I believe the setting is quite pool specific. I used to use --queue 1 but found I got a lower DOA rate & slightly better performance using --queue 0 with the cpu at ~80% - but I'm pointing mine at p2pool so maybe that's why? Load is currently: 1.58 1.62 1.40 @ 237.5
Thanks for the feedback. I'm pointing them at Slush, with Bitminter as a backup (failover).
Don't see how the CPU% is dependent on the OC, but I ran tests on 3 different clocks, with 3 different queue settings. The load was pretty high on all of them.
Everytime there is a new block the cpu has to make 4097, 129, 3, 2, or 1 work unit to send out immediately. There is always 1 with a queue of 0 you have 1 work unit prepped to send to the next chip needing work. with 4096 you have 4097 work units ready to go out. At the end of a block you still have 1 to 4097 work units ready to go. The cpu will have far less load spikes on a lower number. I started with 2 (three prepped in total) but noticed 1 (2 ready at all times) used a bit less cpu. I then moved to 1 and got just under 2 UNLESS I go to the Realtime Graphs tab. The big advantage to something slightly above 0 but less then maybe 16 is that if most of your hashing chips suddenly ran out of work there is enough work for half of them queued up.
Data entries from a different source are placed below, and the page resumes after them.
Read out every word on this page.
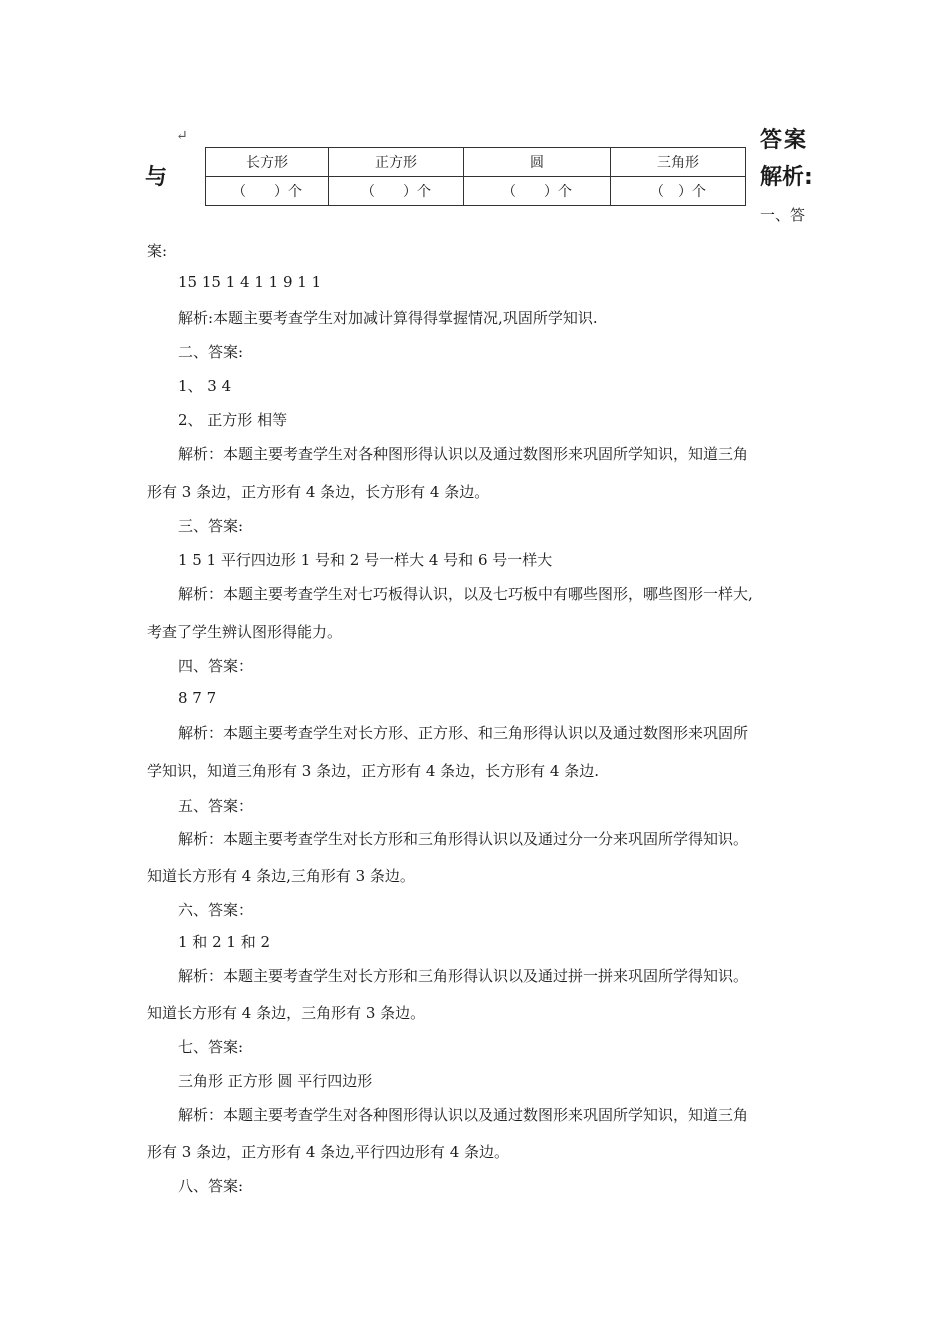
↵
与
答案
解析:
一、答
案:
长方形	正方形	圆	三角形
（　　）个	（　　）个	（　　）个	（　）个
15 15 1 4 1 1 9 1 1
解析:本题主要考查学生对加减计算得得掌握情况,巩固所学知识.
二、答案:
1、 3 4
2、 正方形 相等
解析：本题主要考查学生对各种图形得认识以及通过数图形来巩固所学知识，知道三角
形有 3 条边，正方形有 4 条边，长方形有 4 条边。
三、答案:
1 5 1 平行四边形 1 号和 2 号一样大 4 号和 6 号一样大
解析：本题主要考查学生对七巧板得认识，以及七巧板中有哪些图形，哪些图形一样大,
考查了学生辨认图形得能力。
四、答案：
8 7 7
解析：本题主要考查学生对长方形、正方形、和三角形得认识以及通过数图形来巩固所
学知识，知道三角形有 3 条边，正方形有 4 条边，长方形有 4 条边.
五、答案：
解析：本题主要考查学生对长方形和三角形得认识以及通过分一分来巩固所学得知识。
知道长方形有 4 条边,三角形有 3 条边。
六、答案：
1 和 2 1 和 2
解析：本题主要考查学生对长方形和三角形得认识以及通过拼一拼来巩固所学得知识。
知道长方形有 4 条边，三角形有 3 条边。
七、答案:
三角形 正方形 圆 平行四边形
解析：本题主要考查学生对各种图形得认识以及通过数图形来巩固所学知识，知道三角
形有 3 条边，正方形有 4 条边,平行四边形有 4 条边。
八、答案:
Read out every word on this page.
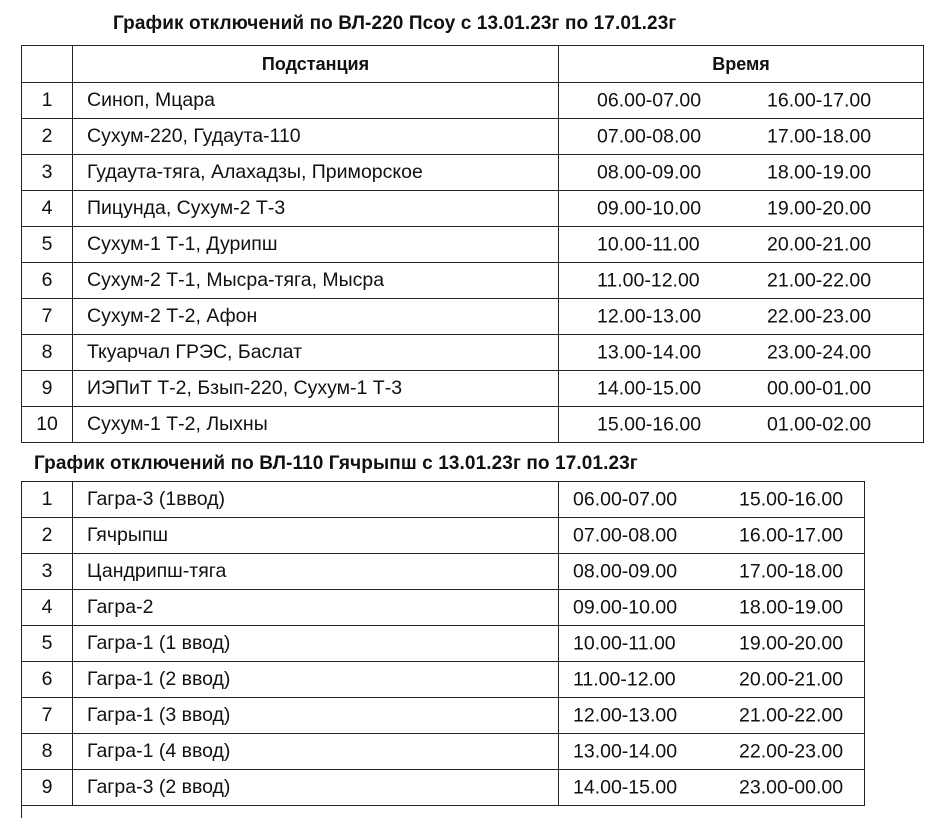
График отключений по ВЛ-220 Псоу с 13.01.23г по 17.01.23г
	Подстанция	Время
1	Синоп, Мцара	06.00-07.00 16.00-17.00

2	Сухум-220, Гудаута-110	07.00-08.00 17.00-18.00

3	Гудаута-тяга, Алахадзы, Приморское	08.00-09.00 18.00-19.00

4	Пицунда, Сухум-2 Т-3	09.00-10.00 19.00-20.00

5	Сухум-1 Т-1, Дурипш	10.00-11.00 20.00-21.00

6	Сухум-2 Т-1, Мысра-тяга, Мысра	11.00-12.00 21.00-22.00

7	Сухум-2 Т-2, Афон	12.00-13.00 22.00-23.00

8	Ткуарчал ГРЭС, Баслат	13.00-14.00 23.00-24.00

9	ИЭПиТ Т-2, Бзып-220, Сухум-1 Т-3	14.00-15.00 00.00-01.00

10	Сухум-1 Т-2, Лыхны	15.00-16.00 01.00-02.00
График отключений по ВЛ-110 Гячрыпш с 13.01.23г по 17.01.23г
1	Гагра-3 (1ввод)	06.00-07.00 15.00-16.00

2	Гячрыпш	07.00-08.00 16.00-17.00

3	Цандрипш-тяга	08.00-09.00 17.00-18.00

4	Гагра-2	09.00-10.00 18.00-19.00

5	Гагра-1 (1 ввод)	10.00-11.00 19.00-20.00

6	Гагра-1 (2 ввод)	11.00-12.00 20.00-21.00

7	Гагра-1 (3 ввод)	12.00-13.00 21.00-22.00

8	Гагра-1 (4 ввод)	13.00-14.00 22.00-23.00

9	Гагра-3 (2 ввод)	14.00-15.00 23.00-00.00
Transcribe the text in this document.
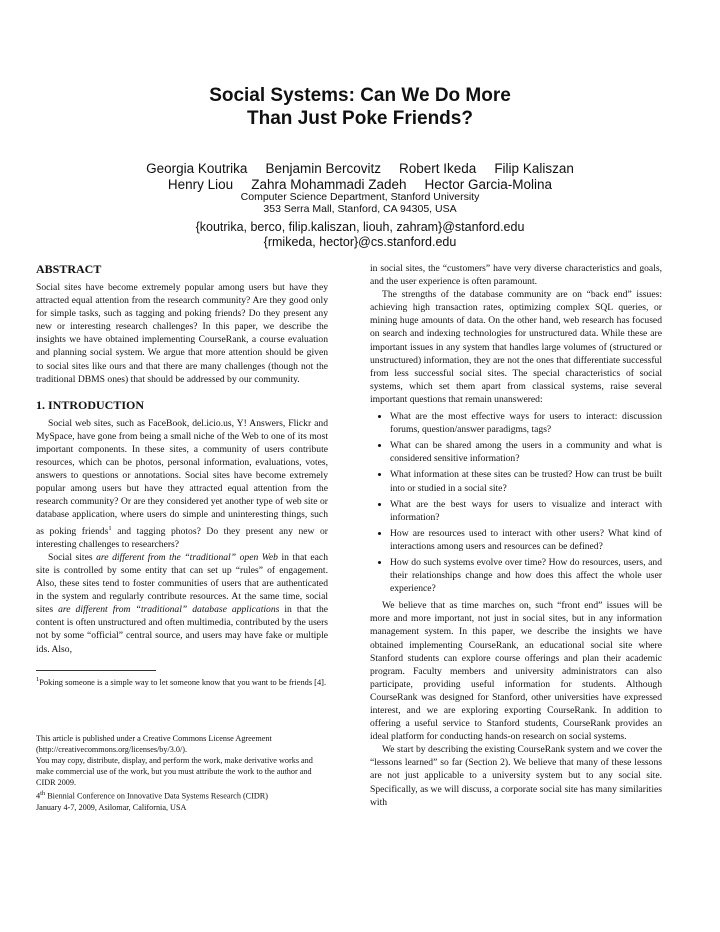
Social Systems: Can We Do More
Than Just Poke Friends?
Georgia Koutrika Benjamin Bercovitz Robert Ikeda Filip Kaliszan
Henry Liou Zahra Mohammadi Zadeh Hector Garcia-Molina
Computer Science Department, Stanford University
353 Serra Mall, Stanford, CA 94305, USA
{koutrika, berco, filip.kaliszan, liouh, zahram}@stanford.edu
{rmikeda, hector}@cs.stanford.edu
ABSTRACT

Social sites have become extremely popular among users but have they attracted equal attention from the research community? Are they good only for simple tasks, such as tagging and poking friends? Do they present any new or interesting research challenges? In this paper, we describe the insights we have obtained implementing CourseRank, a course evaluation and planning social system. We argue that more attention should be given to social sites like ours and that there are many challenges (though not the traditional DBMS ones) that should be addressed by our community.

1. INTRODUCTION

Social web sites, such as FaceBook, del.icio.us, Y! Answers, Flickr and MySpace, have gone from being a small niche of the Web to one of its most important components. In these sites, a community of users contribute resources, which can be photos, personal information, evaluations, votes, answers to questions or annotations. Social sites have become extremely popular among users but have they attracted equal attention from the research community? Or are they considered yet another type of web site or database application, where users do simple and uninteresting things, such as poking friends$^1$ and tagging photos? Do they present any new or interesting challenges to researchers?

Social sites are different from the “traditional” open Web in that each site is controlled by some entity that can set up “rules” of engagement. Also, these sites tend to foster communities of users that are authenticated in the system and regularly contribute resources. At the same time, social sites are different from “traditional” database applications in that the content is often unstructured and often multimedia, contributed by the users not by some “official” central source, and users may have fake or multiple ids. Also,

$^1$Poking someone is a simple way to let someone know that you want to be friends [4].

This article is published under a Creative Commons License Agreement (http://creativecommons.org/licenses/by/3.0/).
You may copy, distribute, display, and perform the work, make derivative works and make commercial use of the work, but you must attribute the work to the author and CIDR 2009.
4th Biennial Conference on Innovative Data Systems Research (CIDR)
January 4-7, 2009, Asilomar, California, USA

in social sites, the “customers” have very diverse characteristics and goals, and the user experience is often paramount.

The strengths of the database community are on “back end” issues: achieving high transaction rates, optimizing complex SQL queries, or mining huge amounts of data. On the other hand, web research has focused on search and indexing technologies for unstructured data. While these are important issues in any system that handles large volumes of (structured or unstructured) information, they are not the ones that differentiate successful from less successful social sites. The special characteristics of social systems, which set them apart from classical systems, raise several important questions that remain unanswered:

• What are the most effective ways for users to interact: discussion forums, question/answer paradigms, tags?
• What can be shared among the users in a community and what is considered sensitive information?
• What information at these sites can be trusted? How can trust be built into or studied in a social site?
• What are the best ways for users to visualize and interact with information?
• How are resources used to interact with other users? What kind of interactions among users and resources can be defined?
• How do such systems evolve over time? How do resources, users, and their relationships change and how does this affect the whole user experience?

We believe that as time marches on, such “front end” issues will be more and more important, not just in social sites, but in any information management system. In this paper, we describe the insights we have obtained implementing CourseRank, an educational social site where Stanford students can explore course offerings and plan their academic program. Faculty members and university administrators can also participate, providing useful information for students. Although CourseRank was designed for Stanford, other universities have expressed interest, and we are exploring exporting CourseRank. In addition to offering a useful service to Stanford students, CourseRank provides an ideal platform for conducting hands-on research on social systems.

We start by describing the existing CourseRank system and we cover the “lessons learned” so far (Section 2). We believe that many of these lessons are not just applicable to a university system but to any social site. Specifically, as we will discuss, a corporate social site has many similarities with
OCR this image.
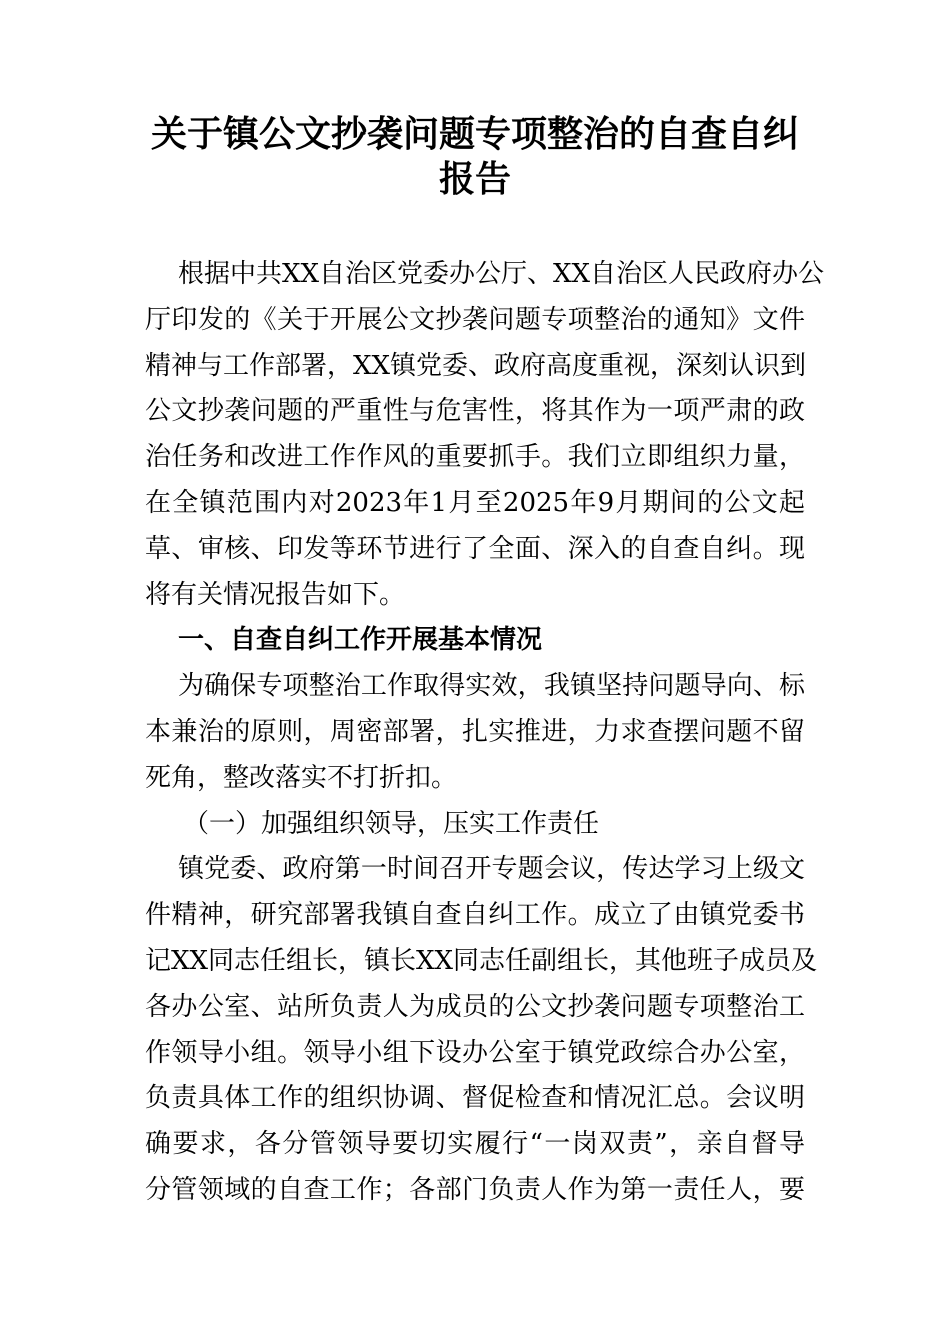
关于镇公文抄袭问题专项整治的自查自纠
报告
根据中共XX自治区党委办公厅、XX自治区人民政府办公
厅印发的《关于开展公文抄袭问题专项整治的通知》文件
精神与工作部署，XX镇党委、政府高度重视，深刻认识到
公文抄袭问题的严重性与危害性，将其作为一项严肃的政
治任务和改进工作作风的重要抓手。我们立即组织力量，
在全镇范围内对2023年1月至2025年9月期间的公文起
草、审核、印发等环节进行了全面、深入的自查自纠。现
将有关情况报告如下。
一、自查自纠工作开展基本情况
为确保专项整治工作取得实效，我镇坚持问题导向、标
本兼治的原则，周密部署，扎实推进，力求查摆问题不留
死角，整改落实不打折扣。
（一）加强组织领导，压实工作责任
镇党委、政府第一时间召开专题会议，传达学习上级文
件精神，研究部署我镇自查自纠工作。成立了由镇党委书
记XX同志任组长，镇长XX同志任副组长，其他班子成员及
各办公室、站所负责人为成员的公文抄袭问题专项整治工
作领导小组。领导小组下设办公室于镇党政综合办公室，
负责具体工作的组织协调、督促检查和情况汇总。会议明
确要求，各分管领导要切实履行“一岗双责”，亲自督导
分管领域的自查工作；各部门负责人作为第一责任人，要
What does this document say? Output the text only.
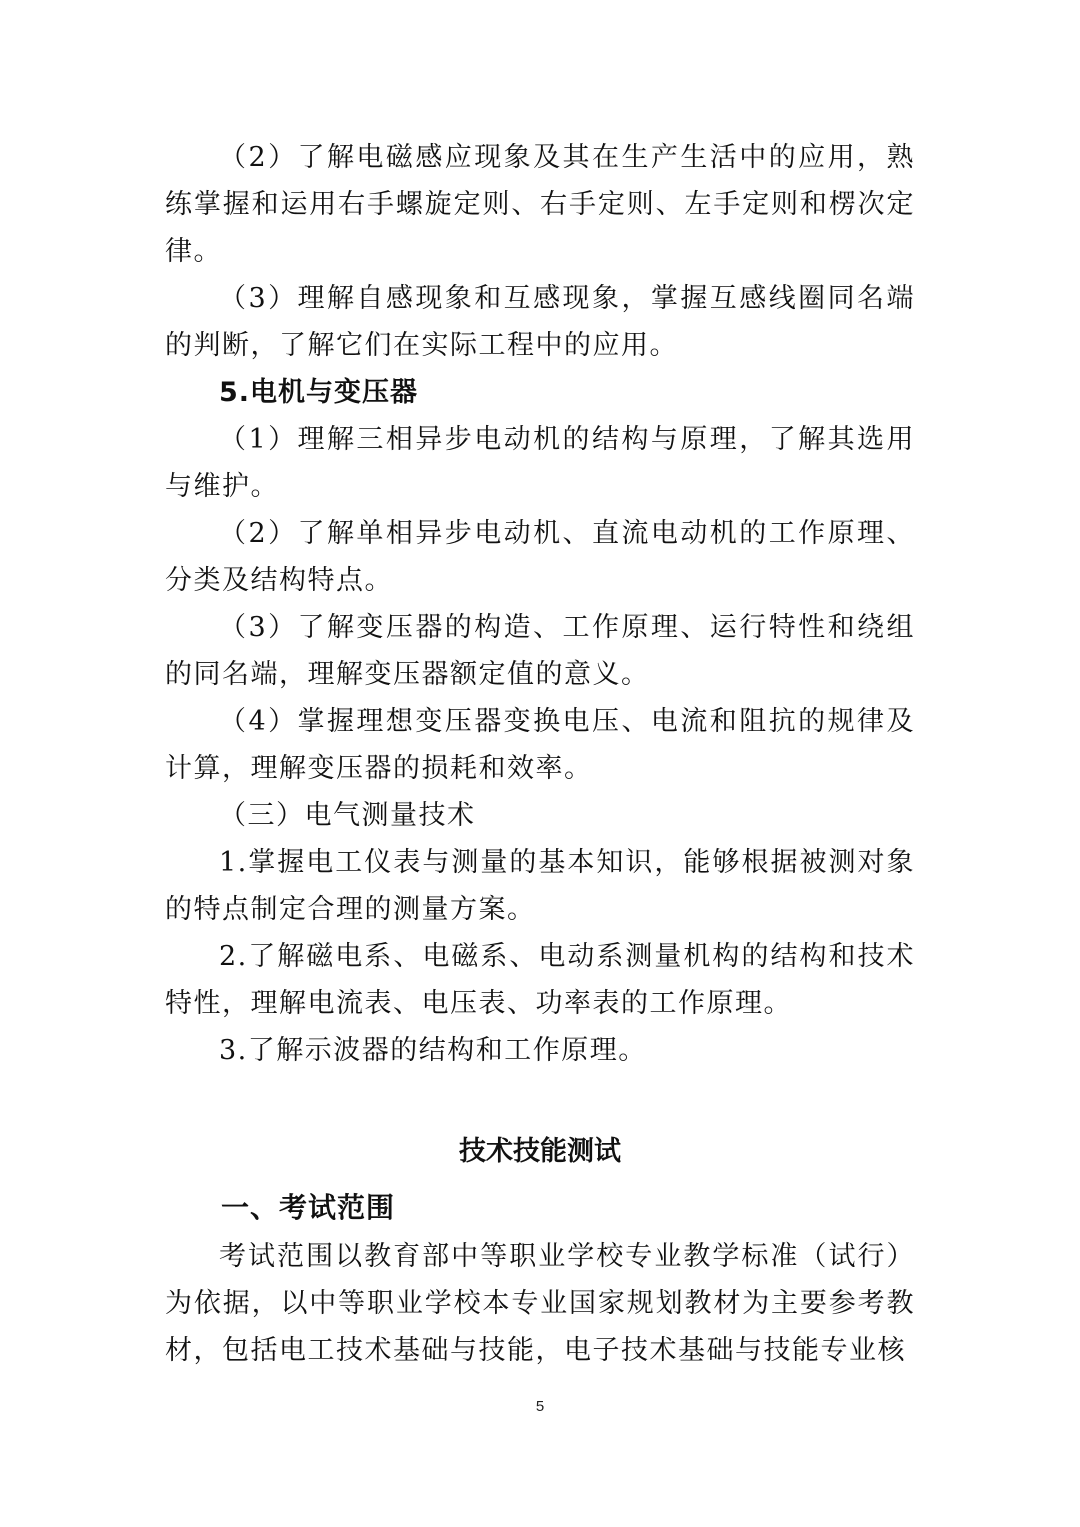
（2）了解电磁感应现象及其在生产生活中的应用，熟练掌握和运用右手螺旋定则、右手定则、左手定则和楞次定律。

（3）理解自感现象和互感现象，掌握互感线圈同名端的判断，了解它们在实际工程中的应用。

5.电机与变压器

（1）理解三相异步电动机的结构与原理，了解其选用与维护。

（2）了解单相异步电动机、直流电动机的工作原理、分类及结构特点。

（3）了解变压器的构造、工作原理、运行特性和绕组的同名端，理解变压器额定值的意义。

（4）掌握理想变压器变换电压、电流和阻抗的规律及计算，理解变压器的损耗和效率。

（三）电气测量技术

1.掌握电工仪表与测量的基本知识，能够根据被测对象的特点制定合理的测量方案。

2.了解磁电系、电磁系、电动系测量机构的结构和技术特性，理解电流表、电压表、功率表的工作原理。

3.了解示波器的结构和工作原理。

技术技能测试

一、考试范围

考试范围以教育部中等职业学校专业教学标准（试行）为依据，以中等职业学校本专业国家规划教材为主要参考教材，包括电工技术基础与技能，电子技术基础与技能专业核

5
At least for one work unit each.
I really did prefer 2 ish but 0 seems to be less loaded and pool results aren't significantly different for me.
I understand how the queue works; I've been using cgminer since v 1.4 or something silly like that.
When I dropped down to queue=1, my hashrate dropped from ~480 to ~460. I'm running it with a queue of 16 for now, but my load is still 2+.
But to answer my original question: this sounds like something that other people are living with, and is normal?
I didn't intend to imply you hadn't been using cgminer or that you didn't know how the queue worked. I only wanted to point out that I find it less likely that running even more processor cycles initially to get to a certain level of queued work would be somewhat less likely to help improve speed. I do see how an increase from 440 to 480 would represent a 8.333333% increase in speed. Likely the processor requirements to keep up with said improvement in hashing speed are fairly linear. If you are running 90% at 440 I would expect nearly 99% at 480. That having been said I also would wonder how bogging the cpu down for longer initially and maintaining a higher average load would improve hashing speed. I suppose since the new work can be queued up farther down the line and cgminer wouldn't run out of work maybe it makes sense. I do see that you tested it and I don't want to infer you have made a mistake. I don't think you have. I just find it very curious.
I do wish the BITMAIN would publish the device driver details so that a current version of cgminer could be attained. I know at least 2 releases in 4 had notes about queue improvements and one at least specifically stated it generated work much faster. Also one of the last 3's had an improvement about how work was loaded into devices. I know for sure 3.12 is very old and I am positive that many work generation improvements have been added since then.
This analysis also ignores the serial load as that is separate unless BITMAIN actually has them running direct USB. Meaning the load will be actually higher for cgminer then it appears on top or the process tree.